さすがに閣下の頭を引っ掴んではいないし、シシィの死を受けて閣下のびっくり顔で終わるのは14Sからそうなんですけど、今回はキスが完全にちゃぴシシィからだった上にキスされた瞬間から閣下が驚きの表情をしていたんですよね。これはギリギリちゃぴシシィが勝手に死んだと判断できるかもしれない!!!!閣下を出し抜いたのかもしれない。そう思うとわくわくが止まりませんでした。

それとは別に、どのようにしてシシィが死を選び取ったかというのはずっと考え続けているところ。今回見ながら気になったのが、愛のテーマのトート閣下は何か印象が違うということでした。衣装もそれまでは黒いのに悪夢以降は白い。21Mに関していえば、粘着質ストーカー感もなくなっている。そのあたりを踏まえると、シシィは「死」の対する見方を変えたのかなと思えた。死の間際までシシィは「死」を自らにつきまとう陰湿なそれこそ最悪のストーカーのように思い、苦しめられていたけれど、彼女が「死」に対する見方を変えたことで、本来の「死」、安らぎを与える純粋な「死」にたどり着くことができたのかもしれない。

見方を変えて幸せを掴むという意味では、「パパみたいに(リプライズ)」の歌詞『気の持ちようで幸せに』という部分にもつながるかも。

 

好みの話をすると14Sが好き。あの日「私だけに」を中心にちゃぴが表現したシシィは私が今後エリザの話をするときには度々口にすることになるんだろうなと思う。それくらいあまりにも心に突き刺さったんですよね。

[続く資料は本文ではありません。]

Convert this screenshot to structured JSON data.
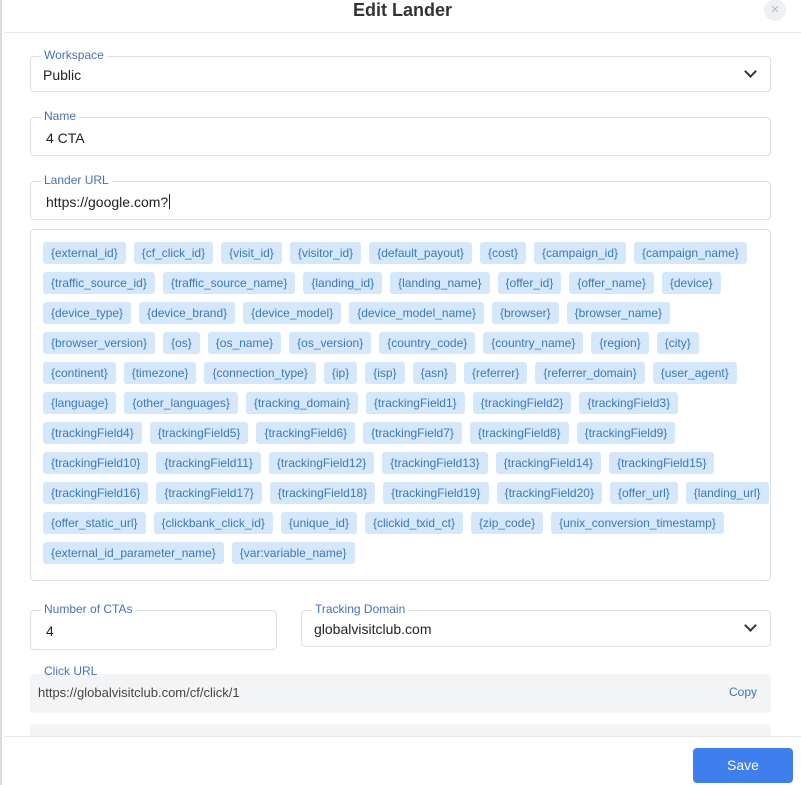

ただ、14Sはシシィの生涯の前半から中盤にばかりに魅了されて、彼女が手に入れたものや行き着いたところについては考えられなかった。その点、21Mでは別の角度からエリザベートという作品を考えられた気がするのでどっちも見られてよかったな~。

 

最後に、感想と考察に上手く組み込めなかったけれどこれだけは書きたい。

ちゃぴシシィの「お見せしましょうか、まだぁむ?」が最高に好き!

 

エリザベート関連】

 

※(2023/12/20追記)この記事で取り上げている作品を手がけた小池修一郎氏は、元演出助手の方に対するセクシャルハラスメントがあったと告発されています。真偽のほどが明らかになっていない状況ですが、こうした告発があったときにはできるだけ告発者に寄り添いたいと考えているので、同氏が携わった作品にはひとまずこのような注釈を付けることとしました。